The Oxford Classics faculty, with some sixty permanent post holders, is one of the largest in the world, and Classics students never have the sense of being in a small minority within the university: over 150 undergraduates and almost 100 graduates are admitted to read classical subjects each year. We can offer an unparalleled range of undergraduate and graduate courses, catering for a huge range of interests. The Faculty hosts three research centres and over twenty research projects, while the research of individual faculty members covers almost every aspect of life, literature and art in the ancient world.
In the 2014 Research Excellence Framework (REF) results, Oxford Classics is rated as having created the largest volume of world-leading (4*) and internationally excellent (3*) research in the UK since 2008, and is ranked second nationally in the proportion of its research rated world-leading.

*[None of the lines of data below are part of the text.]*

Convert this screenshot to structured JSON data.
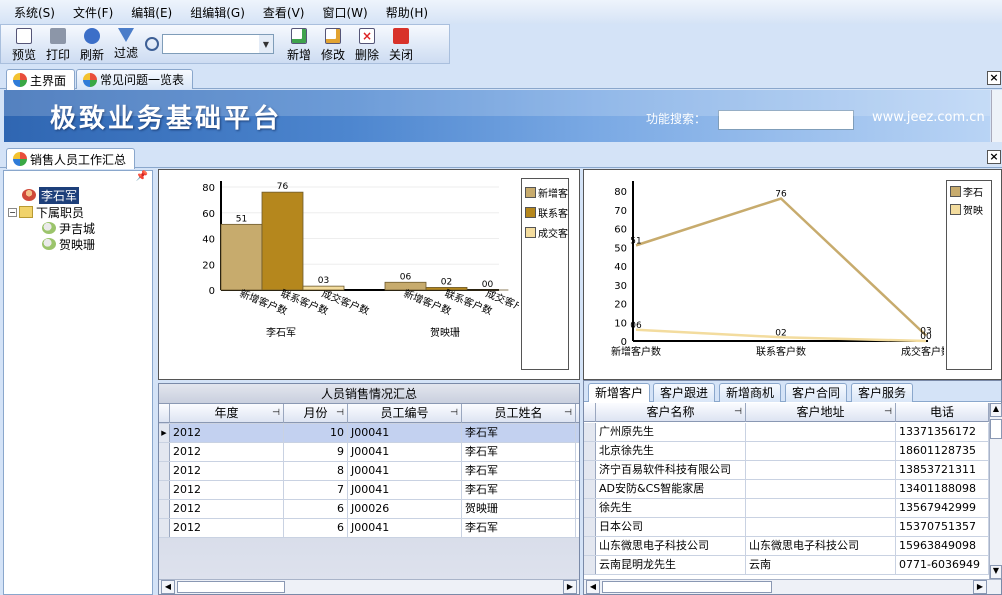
{
  "menu": [
    "系统(S)",
    "文件(F)",
    "编辑(E)",
    "组编辑(G)",
    "查看(V)",
    "窗口(W)",
    "帮助(H)"
  ],
  "toolbar": {
    "preview": "预览",
    "print": "打印",
    "refresh": "刷新",
    "filter": "过滤",
    "add": "新增",
    "edit": "修改",
    "delete": "删除",
    "close": "关闭",
    "combo_value": ""
  },
  "doc_tabs": [
    "主界面",
    "常见问题一览表"
  ],
  "banner": {
    "title": "极致业务基础平台",
    "search_label": "功能搜索：",
    "search_value": "",
    "url": "www.jeez.com.cn"
  },
  "sub_tab": "销售人员工作汇总",
  "tree": {
    "root": "李石军",
    "group": "下属职员",
    "children": [
      "尹吉城",
      "贺映珊"
    ]
  },
  "bar_chart": {
    "type": "bar",
    "groups": [
      "李石军",
      "贺映珊"
    ],
    "categories": [
      "新增客户数",
      "联系客户数",
      "成交客户数"
    ],
    "series": [
      {
        "group": "李石军",
        "values": [
          51,
          76,
          3
        ],
        "labels": [
          "51",
          "76",
          "03"
        ]
      },
      {
        "group": "贺映珊",
        "values": [
          6,
          2,
          0
        ],
        "labels": [
          "06",
          "02",
          "00"
        ]
      }
    ],
    "yticks": [
      "0",
      "20",
      "40",
      "60",
      "80"
    ],
    "ylim": [
      0,
      80
    ],
    "legend": [
      "新增客户数",
      "联系客户数",
      "成交客户数"
    ],
    "legend_shown": [
      "新增客",
      "联系客",
      "成交客"
    ],
    "colors": [
      "#c7ab6d",
      "#b5871d",
      "#f3dc9e"
    ]
  },
  "line_chart": {
    "type": "line",
    "categories": [
      "新增客户数",
      "联系客户数",
      "成交客户数"
    ],
    "series": [
      {
        "name": "李石军",
        "values": [
          51,
          76,
          3
        ],
        "labels": [
          "51",
          "76",
          "03"
        ]
      },
      {
        "name": "贺映珊",
        "values": [
          6,
          2,
          0
        ],
        "labels": [
          "06",
          "02",
          "00"
        ]
      }
    ],
    "yticks": [
      "0",
      "10",
      "20",
      "30",
      "40",
      "50",
      "60",
      "70",
      "80"
    ],
    "ylim": [
      0,
      80
    ],
    "legend_shown": [
      "李石",
      "贺映"
    ],
    "colors": [
      "#c7ab6d",
      "#f3dc9e"
    ]
  },
  "left_grid": {
    "caption": "人员销售情况汇总",
    "columns": [
      "年度",
      "月份",
      "员工编号",
      "员工姓名"
    ],
    "rows": [
      [
        "2012",
        "10",
        "J00041",
        "李石军"
      ],
      [
        "2012",
        "9",
        "J00041",
        "李石军"
      ],
      [
        "2012",
        "8",
        "J00041",
        "李石军"
      ],
      [
        "2012",
        "7",
        "J00041",
        "李石军"
      ],
      [
        "2012",
        "6",
        "J00026",
        "贺映珊"
      ],
      [
        "2012",
        "6",
        "J00041",
        "李石军"
      ]
    ]
  },
  "right_grid": {
    "tabs": [
      "新增客户",
      "客户跟进",
      "新增商机",
      "客户合同",
      "客户服务"
    ],
    "columns": [
      "客户名称",
      "客户地址",
      "电话"
    ],
    "rows": [
      [
        "广州原先生",
        "",
        "13371356172"
      ],
      [
        "北京徐先生",
        "",
        "18601128735"
      ],
      [
        "济宁百易软件科技有限公司",
        "",
        "13853721311"
      ],
      [
        "AD安防&CS智能家居",
        "",
        "13401188098"
      ],
      [
        "徐先生",
        "",
        "13567942999"
      ],
      [
        "日本公司",
        "",
        "15370751357"
      ],
      [
        "山东微思电子科技公司",
        "山东微思电子科技公司",
        "15963849098"
      ],
      [
        "云南昆明龙先生",
        "云南",
        "0771-6036949"
      ]
    ]
  }
}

The Research Excellence Framework is a peer-review process to assess the quality of research in UK higher education institutions. You can find out more about Oxford’s results at www.ox.ac.uk/research/research-impact/ref-2014-results. The next REF will be conducted in 2021.
The Ioannou Family
The School is named in honour of the highly successful industrialist and philanthropist, the late Stelios Ioannou. The late Stelios Ioannou was born and raised in Cyprus and in 1940, as a young man, he co-founded the construction company Joannou and Paraskevaides (J&P). The company established an excellent reputation, extending its business activity overseas and attaining international recognition.

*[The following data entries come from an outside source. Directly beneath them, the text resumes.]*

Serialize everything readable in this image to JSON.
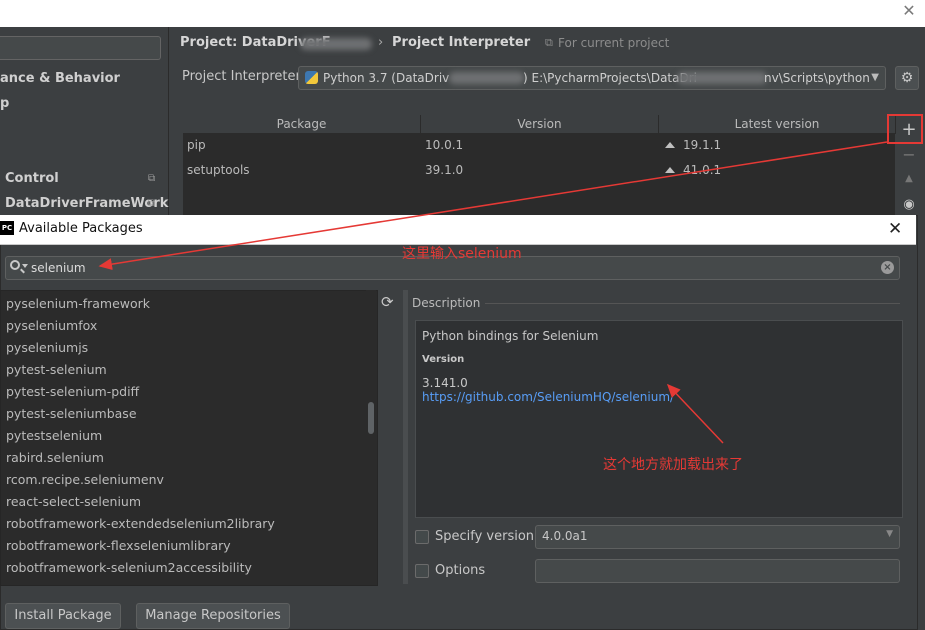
{
  "window": {
    "close_glyph": "✕"
  },
  "sidebar": {
    "items": [
      {
        "label": "ance & Behavior"
      },
      {
        "label": "p"
      },
      {
        "label": "Control"
      },
      {
        "label": "DataDriverFrameWork"
      }
    ]
  },
  "header": {
    "crumb_1": "Project: DataDriverF",
    "crumb_sep": "›",
    "crumb_2": "Project Interpreter",
    "for_current": "For current project"
  },
  "interpreter": {
    "label": "Project Interpreter:",
    "value_start": "Python 3.7 (DataDriv",
    "value_mid": ") E:\\PycharmProjects\\DataDri",
    "value_end": "nv\\Scripts\\python"
  },
  "packages_table": {
    "columns": [
      "Package",
      "Version",
      "Latest version"
    ],
    "rows": [
      {
        "package": "pip",
        "version": "10.0.1",
        "latest": "19.1.1"
      },
      {
        "package": "setuptools",
        "version": "39.1.0",
        "latest": "41.0.1"
      }
    ]
  },
  "dialog": {
    "icon_text": "PC",
    "title": "Available Packages",
    "close_glyph": "✕",
    "search_value": "selenium",
    "packages": [
      "pyselenium-framework",
      "pyseleniumfox",
      "pyseleniumjs",
      "pytest-selenium",
      "pytest-selenium-pdiff",
      "pytest-seleniumbase",
      "pytestselenium",
      "rabird.selenium",
      "rcom.recipe.seleniumenv",
      "react-select-selenium",
      "robotframework-extendedselenium2library",
      "robotframework-flexseleniumlibrary",
      "robotframework-selenium2accessibility"
    ],
    "description_label": "Description",
    "description_title": "Python bindings for Selenium",
    "version_label": "Version",
    "version_value": "3.141.0",
    "link": "https://github.com/SeleniumHQ/selenium/",
    "specify_version_label": "Specify version",
    "specify_version_value": "4.0.0a1",
    "options_label": "Options",
    "install_button": "Install Package",
    "manage_button": "Manage Repositories"
  },
  "annotations": {
    "search_hint": "这里输入selenium",
    "desc_hint": "这个地方就加载出来了"
  },
  "colors": {
    "annotation_red": "#e53935",
    "link_blue": "#589df6",
    "dark_bg": "#3c3f41"
  }
}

With operations spanning more than six decades, today J&P has entered into its third generation of successful international business. Mr Dakis Joannou and his son Christos, together with their partners, have consolidated the company's worldwide position in the Middle East, Cyprus, Greece and Eastern Europe, in the fields of construction, concessions, real estate development, hotel investments and energy projects.
The late Stelios Ioannou together with his wife Mrs Ellie Ioannou exercised a wide range of philanthropic activities. These include the Christos Stelios Ioannou Foundation, a model centre for people with learning disabilities, established in the mid 1980s in memory of their son Christos, as well as the Saint Christopher's Home, an organisation, founded in the late 1990s, which aims to safeguard the dignity and quality of life for people with special needs.

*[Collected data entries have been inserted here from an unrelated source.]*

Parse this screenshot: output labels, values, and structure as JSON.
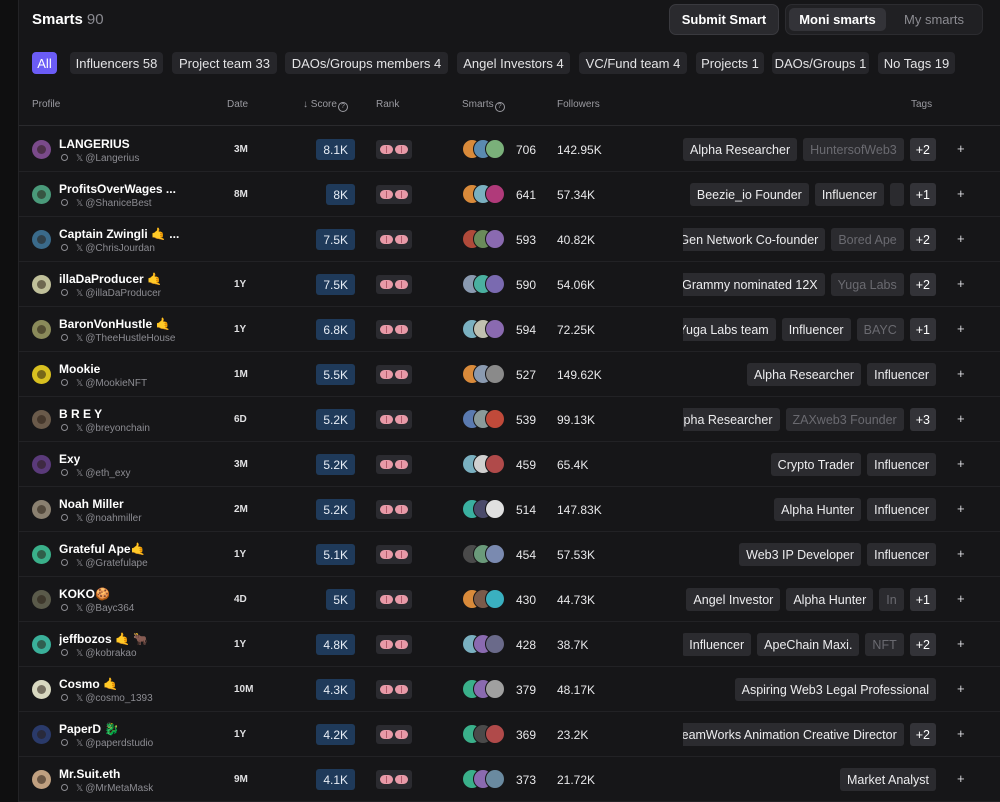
{
  "header": {
    "title": "Smarts",
    "count": "90",
    "submit_label": "Submit Smart",
    "segment": {
      "active": "Moni smarts",
      "inactive": "My smarts"
    }
  },
  "filters": [
    {
      "label": "All",
      "active": true
    },
    {
      "label": "Influencers 58"
    },
    {
      "label": "Project team 33"
    },
    {
      "label": "DAOs/Groups members 4"
    },
    {
      "label": "Angel Investors 4"
    },
    {
      "label": "VC/Fund team 4"
    },
    {
      "label": "Projects 1"
    },
    {
      "label": "DAOs/Groups 1"
    },
    {
      "label": "No Tags 19"
    }
  ],
  "columns": {
    "profile": "Profile",
    "date": "Date",
    "score": "↓ Score",
    "rank": "Rank",
    "smarts": "Smarts",
    "followers": "Followers",
    "tags": "Tags"
  },
  "rows": [
    {
      "name": "LANGERIUS",
      "handle": "@Langerius",
      "date": "3M",
      "score": "8.1K",
      "smarts": "706",
      "followers": "142.95K",
      "tags": [
        "Alpha Researcher",
        "HuntersofWeb3"
      ],
      "more": "+2",
      "avatar": "#7a4a8a",
      "stack": [
        "#d98a3a",
        "#5a8ab0",
        "#7ab07a"
      ]
    },
    {
      "name": "ProfitsOverWages ...",
      "handle": "@ShaniceBest",
      "date": "8M",
      "score": "8K",
      "smarts": "641",
      "followers": "57.34K",
      "tags": [
        "Beezie_io Founder",
        "Influencer",
        ""
      ],
      "more": "+1",
      "avatar": "#4a9a7a",
      "stack": [
        "#d98a3a",
        "#7ab0c0",
        "#b03a7a"
      ]
    },
    {
      "name": "Captain Zwingli 🤙 ...",
      "handle": "@ChrisJourdan",
      "date": "",
      "score": "7.5K",
      "smarts": "593",
      "followers": "40.82K",
      "tags": [
        "dGen Network Co-founder",
        "Bored Ape"
      ],
      "more": "+2",
      "avatar": "#3a6a8a",
      "stack": [
        "#b04a3a",
        "#6a8a5a",
        "#8a6ab0"
      ]
    },
    {
      "name": "illaDaProducer 🤙",
      "handle": "@illaDaProducer",
      "date": "1Y",
      "score": "7.5K",
      "smarts": "590",
      "followers": "54.06K",
      "tags": [
        "Grammy nominated 12X",
        "Yuga Labs"
      ],
      "more": "+2",
      "avatar": "#c0c09a",
      "stack": [
        "#8a9ab0",
        "#4ab0a0",
        "#7a6ab0"
      ]
    },
    {
      "name": "BaronVonHustle 🤙",
      "handle": "@TheeHustleHouse",
      "date": "1Y",
      "score": "6.8K",
      "smarts": "594",
      "followers": "72.25K",
      "tags": [
        "Yuga Labs team",
        "Influencer",
        "BAYC"
      ],
      "more": "+1",
      "avatar": "#8a8a5a",
      "stack": [
        "#7ab0c0",
        "#c0c0b0",
        "#8a6ab0"
      ]
    },
    {
      "name": "Mookie",
      "handle": "@MookieNFT",
      "date": "1M",
      "score": "5.5K",
      "smarts": "527",
      "followers": "149.62K",
      "tags": [
        "Alpha Researcher",
        "Influencer"
      ],
      "more": "",
      "avatar": "#d8c020",
      "stack": [
        "#d98a3a",
        "#8a9ab0",
        "#8a8a8a"
      ]
    },
    {
      "name": "B R E Y",
      "handle": "@breyonchain",
      "date": "6D",
      "score": "5.2K",
      "smarts": "539",
      "followers": "99.13K",
      "tags": [
        "Alpha Researcher",
        "ZAXweb3 Founder"
      ],
      "more": "+3",
      "avatar": "#6a5a4a",
      "stack": [
        "#5a7ab0",
        "#8a9a9a",
        "#c04a3a"
      ]
    },
    {
      "name": "Exy",
      "handle": "@eth_exy",
      "date": "3M",
      "score": "5.2K",
      "smarts": "459",
      "followers": "65.4K",
      "tags": [
        "Crypto Trader",
        "Influencer"
      ],
      "more": "",
      "avatar": "#5a3a7a",
      "stack": [
        "#7ab0c0",
        "#d0d0d0",
        "#b04a4a"
      ]
    },
    {
      "name": "Noah Miller",
      "handle": "@noahmiller",
      "date": "2M",
      "score": "5.2K",
      "smarts": "514",
      "followers": "147.83K",
      "tags": [
        "Alpha Hunter",
        "Influencer"
      ],
      "more": "",
      "avatar": "#8a8070",
      "stack": [
        "#3ab0a0",
        "#4a4a6a",
        "#e0e0e0"
      ]
    },
    {
      "name": "Grateful Ape🤙",
      "handle": "@Gratefulape",
      "date": "1Y",
      "score": "5.1K",
      "smarts": "454",
      "followers": "57.53K",
      "tags": [
        "Web3 IP Developer",
        "Influencer"
      ],
      "more": "",
      "avatar": "#3ab08a",
      "stack": [
        "#4a4a4a",
        "#6a9a7a",
        "#7a8ab0"
      ]
    },
    {
      "name": "KOKO🍪",
      "handle": "@Bayc364",
      "date": "4D",
      "score": "5K",
      "smarts": "430",
      "followers": "44.73K",
      "tags": [
        "Angel Investor",
        "Alpha Hunter",
        "In"
      ],
      "more": "+1",
      "avatar": "#5a5a4a",
      "stack": [
        "#d98a3a",
        "#7a5a4a",
        "#3ab0c0"
      ]
    },
    {
      "name": "jeffbozos 🤙 🐂",
      "handle": "@kobrakao",
      "date": "1Y",
      "score": "4.8K",
      "smarts": "428",
      "followers": "38.7K",
      "tags": [
        "Influencer",
        "ApeChain Maxi.",
        "NFT"
      ],
      "more": "+2",
      "avatar": "#3ab09a",
      "stack": [
        "#7ab0c0",
        "#8a6ab0",
        "#6a6a8a"
      ]
    },
    {
      "name": "Cosmo 🤙",
      "handle": "@cosmo_1393",
      "date": "10M",
      "score": "4.3K",
      "smarts": "379",
      "followers": "48.17K",
      "tags": [
        "Aspiring Web3 Legal Professional"
      ],
      "more": "",
      "avatar": "#d8d8c0",
      "stack": [
        "#3ab08a",
        "#8a6ab0",
        "#a0a0a0"
      ]
    },
    {
      "name": "PaperD 🐉",
      "handle": "@paperdstudio",
      "date": "1Y",
      "score": "4.2K",
      "smarts": "369",
      "followers": "23.2K",
      "tags": [
        "DreamWorks Animation Creative Director"
      ],
      "more": "+2",
      "avatar": "#2a3a6a",
      "stack": [
        "#3ab08a",
        "#4a4a4a",
        "#b04a4a"
      ]
    },
    {
      "name": "Mr.Suit.eth",
      "handle": "@MrMetaMask",
      "date": "9M",
      "score": "4.1K",
      "smarts": "373",
      "followers": "21.72K",
      "tags": [
        "Market Analyst"
      ],
      "more": "",
      "avatar": "#c0a080",
      "stack": [
        "#3ab08a",
        "#8a6ab0",
        "#6a8aa0"
      ]
    }
  ]
}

The Ioannou family is represented on the Chancellor’s Court of Benefactors by Mr Christos Ioannou, son of Mr Dakis Joannou and grandson of the late Stelios Ioannou, together with his cousin Mr Stelios Christodoulou.
The name of Mrs Ellie Steliou Ioannou, wife of the late Stelios Ioannou, is engraved on the Clarendon Arch alongside the names of Oxford's other great benefactors.
The Ioannou family are the founding benefactors of the School.
The Stavros Niarchos Foundation
The Byzantine Rooms within the building were also made possible by a generous benefaction from The Stavros Niarchos Foundation. A plaque commemorating the Byzantine rooms is proudly displayed in the entrance to the centre on the second floor.